Goma : « La patience de l’AFC/M23 a atteint ses limites », déclare Nangaa tout en plaidant pour une solution politique à la crise congolaise
Lors d’une conférence de presse tenue à Goma le jeudi 18 juin 2026, le Coordonnateur politique de l’AFC/M23, Corneille Nangaa, a affirmé que son mouvement demeure attaché à la voie du dialogue et aux initiatives de paix. Il a toutefois souligné que cette patience ne saurait être indéfinie, accusant les autorités de Kinshasa de poursuivre des actions qu’il considère comme contraires aux engagements de cessez-le-feu.
Ces déclarations ont été faites au cours d’une rencontre réunissant des journalistes, des responsables de l’AFC/M23 ainsi que plusieurs représentants des différentes structures du mouvement. Corneille Nangaa a rappelé que, depuis le lancement des diverses initiatives de paix dans l’Est de la République démocratique du Congo, l’AFC/M23 a participé aux discussions et soutenu les démarches diplomatiques visant à mettre un terme à un conflit qui dure depuis de nombreuses années.
Il a déclaré :
« Nous avons démontré notre volonté totale de soutenir toutes les initiatives visant à instaurer la paix en République démocratique du Congo et dans la région. Cependant, notre patience, notre engagement et nos efforts en faveur d’une solution pacifique pour les Congolais à travers le dialogue ne peuvent être sans limite. »
Selon Corneille Nangaa, la crise congolaise ne peut être résolue uniquement par la voie militaire. Il estime qu’un dialogue approfondi entre toutes les parties concernées est indispensable afin d’apporter des réponses durables aux questions liées à la sécurité, à la gouvernance et aux droits des citoyens.
Dans son intervention, il a également évoqué la situation humanitaire et les conditions de vie des populations de l’Est du pays, notamment dans les hauts plateaux de Fizi, Minembwe, Itombwe et Bijombo.
Il a indiqué que de nombreux habitants continuent de faire face à de graves pénuries de nourriture, de médicaments et d’autres produits de première nécessité. Il a ajouté que les opérations humanitaires rencontrent d’importantes difficultés, aggravant davantage les conditions de vie des populations affectées.

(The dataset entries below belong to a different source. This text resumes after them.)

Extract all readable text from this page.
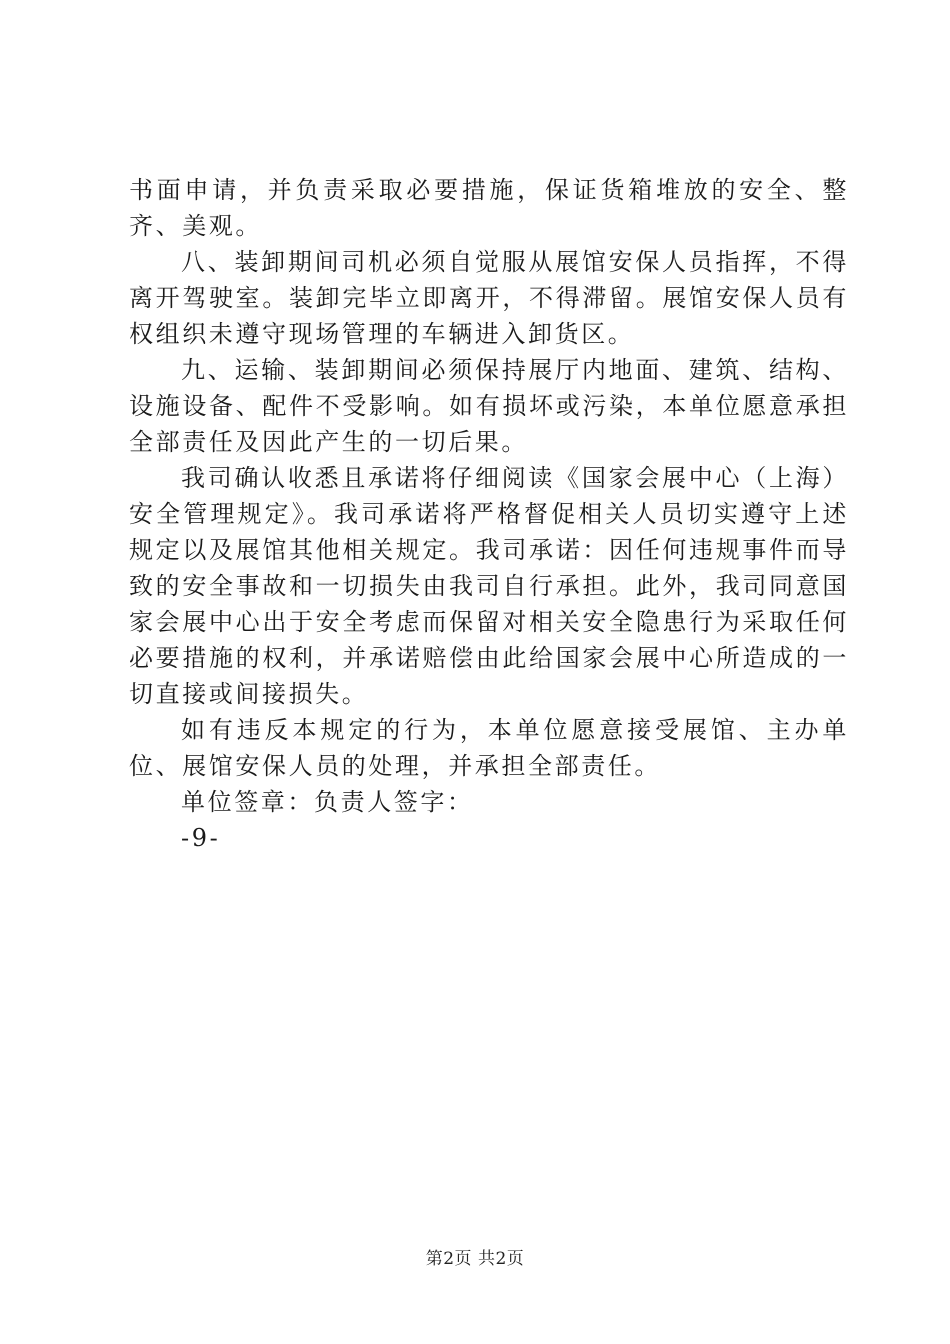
书面申请，并负责采取必要措施，保证货箱堆放的安全、整齐、美观。

八、装卸期间司机必须自觉服从展馆安保人员指挥，不得离开驾驶室。装卸完毕立即离开，不得滞留。展馆安保人员有权组织未遵守现场管理的车辆进入卸货区。

九、运输、装卸期间必须保持展厅内地面、建筑、结构、设施设备、配件不受影响。如有损坏或污染，本单位愿意承担全部责任及因此产生的一切后果。

我司确认收悉且承诺将仔细阅读《国家会展中心（上海）安全管理规定》。我司承诺将严格督促相关人员切实遵守上述规定以及展馆其他相关规定。我司承诺：因任何违规事件而导致的安全事故和一切损失由我司自行承担。此外，我司同意国家会展中心出于安全考虑而保留对相关安全隐患行为采取任何必要措施的权利，并承诺赔偿由此给国家会展中心所造成的一切直接或间接损失。

如有违反本规定的行为，本单位愿意接受展馆、主办单位、展馆安保人员的处理，并承担全部责任。

单位签章：负责人签字：

-9-

第2页 共2页
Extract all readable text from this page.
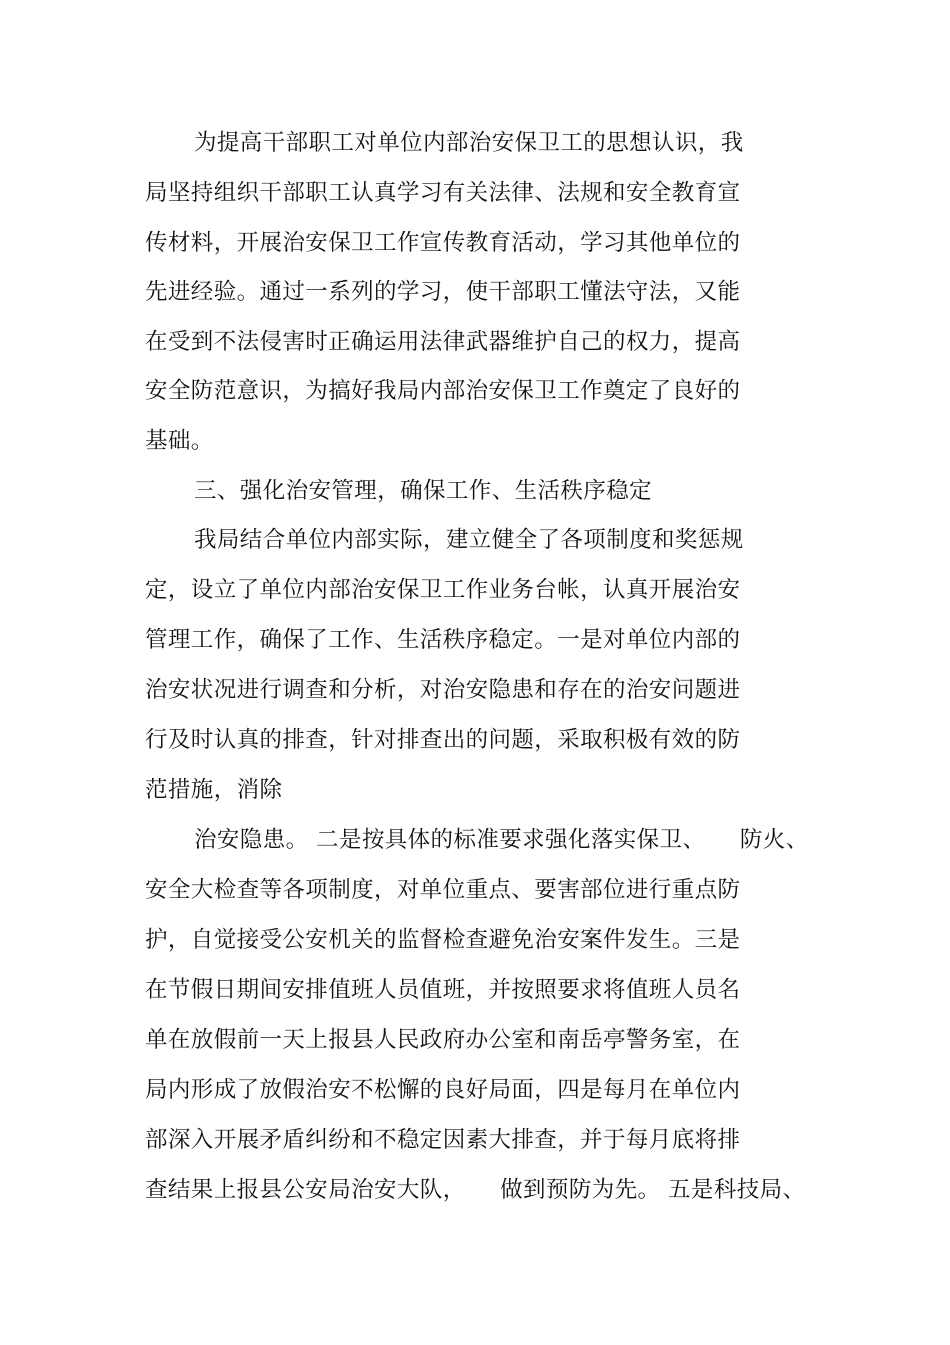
为提高干部职工对单位内部治安保卫工的思想认识，我
局坚持组织干部职工认真学习有关法律、法规和安全教育宣
传材料，开展治安保卫工作宣传教育活动，学习其他单位的
先进经验。通过一系列的学习，使干部职工懂法守法，又能
在受到不法侵害时正确运用法律武器维护自己的权力，提高
安全防范意识，为搞好我局内部治安保卫工作奠定了良好的
基础。
三、强化治安管理，确保工作、生活秩序稳定
我局结合单位内部实际，建立健全了各项制度和奖惩规
定，设立了单位内部治安保卫工作业务台帐，认真开展治安
管理工作，确保了工作、生活秩序稳定。一是对单位内部的
治安状况进行调查和分析，对治安隐患和存在的治安问题进
行及时认真的排查，针对排查出的问题，采取积极有效的防
范措施，消除
治安隐患。 二是按具体的标准要求强化落实保卫、　　防火、
安全大检查等各项制度，对单位重点、要害部位进行重点防
护，自觉接受公安机关的监督检查避免治安案件发生。三是
在节假日期间安排值班人员值班，并按照要求将值班人员名
单在放假前一天上报县人民政府办公室和南岳亭警务室，在
局内形成了放假治安不松懈的良好局面，四是每月在单位内
部深入开展矛盾纠纷和不稳定因素大排查，并于每月底将排
查结果上报县公安局治安大队，　　做到预防为先。 五是科技局、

Corneille Nangaa est également revenu sur les incidents sécuritaires enregistrés au cours du mois de juin 2026. Il a affirmé que plusieurs civils ont perdu la vie lors d’attaques et d’affrontements survenus dans différentes zones de l’Est de la RDC. Il a notamment évoqué des victimes banyamulenge tuées dans une embuscade entre Mikenke et Kamombo, ainsi que des attaques signalées dans plusieurs localités d’Itombwe et de Lulenge, qui auraient eu des conséquences sur les populations civiles.
Dans son message, Nangaa a insisté sur le fait que l’AFC/M23 affirme ne pas défendre les intérêts d’un groupe particulier, mais rechercher des réformes politiques susceptibles de garantir les droits et la sécurité de l’ensemble des citoyens congolais.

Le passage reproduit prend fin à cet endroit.